Pragmatists, by contrast, focus on the fact that this project uses a body rather than a complete, numbers-matching car. In their view, turning a shell into a mega truck is a way to keep an iconic shape alive and visible rather than letting it languish in storage or decay. The small-block Chevy V8, with its affordability and robustness, becomes a tool for democratizing the Countach image, making it part of a scene where fabrication skill and creativity matter more than factory originality. The smoking engine and rough edges captured in video clips reinforce that this is a working experiment, not a static art object, and that sense of risk is part of the appeal for those who celebrate the build.
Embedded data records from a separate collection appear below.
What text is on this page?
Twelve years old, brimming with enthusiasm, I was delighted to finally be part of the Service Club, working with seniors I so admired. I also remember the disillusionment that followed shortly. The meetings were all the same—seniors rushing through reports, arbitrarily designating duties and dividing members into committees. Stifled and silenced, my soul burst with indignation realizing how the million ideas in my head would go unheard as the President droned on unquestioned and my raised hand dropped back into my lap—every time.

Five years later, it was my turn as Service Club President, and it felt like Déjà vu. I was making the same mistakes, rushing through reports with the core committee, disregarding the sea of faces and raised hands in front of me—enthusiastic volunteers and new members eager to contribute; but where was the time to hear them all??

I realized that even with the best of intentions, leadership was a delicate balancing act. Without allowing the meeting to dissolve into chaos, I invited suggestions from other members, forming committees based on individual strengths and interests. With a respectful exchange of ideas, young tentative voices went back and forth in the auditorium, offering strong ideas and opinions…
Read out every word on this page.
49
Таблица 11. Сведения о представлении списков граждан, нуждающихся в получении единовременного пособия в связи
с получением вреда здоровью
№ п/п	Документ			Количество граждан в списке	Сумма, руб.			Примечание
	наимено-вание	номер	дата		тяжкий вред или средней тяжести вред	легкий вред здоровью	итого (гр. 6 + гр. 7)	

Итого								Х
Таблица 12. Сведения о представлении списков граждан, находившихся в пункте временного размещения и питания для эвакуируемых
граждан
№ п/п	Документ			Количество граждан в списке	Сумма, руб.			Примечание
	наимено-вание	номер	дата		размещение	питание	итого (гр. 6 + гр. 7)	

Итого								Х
What this hybrid says about modern car culture
For me, the mega Countach highlights how fluid automotive identity has become in the age of YouTube and Instagram. A Lamborghini shape no longer has to signify only European engineering and high-speed road manners. In the hands of builders like David Newbern, it can also stand for rural fabrication culture, monster truck showmanship, and the willingness to treat even revered designs as raw material. The fact that major car accounts share clips of the truck alongside traditional supercars suggests that audiences are increasingly comfortable with this kind of cross-pollination, where the value of a vehicle is measured as much in shareable moments as in lap times or concours scores.
It also underscores how the boundaries between genres are being redrawn by creators who live at the intersection of content and craftsmanship. Newbern’s yard full of projects, from a mail Jeep to this towering Lambo truck, is not just a collection of vehicles but a library of potential storylines. When a Countach body meets a small-block Chevy V8 and monster truck suspension, the result is more than a mechanical curiosity. It is a rolling commentary on what enthusiasts are willing to do with the icons of the past, and on how far they will go to build something that feels unmistakably their own, even if it shocks fans of the original.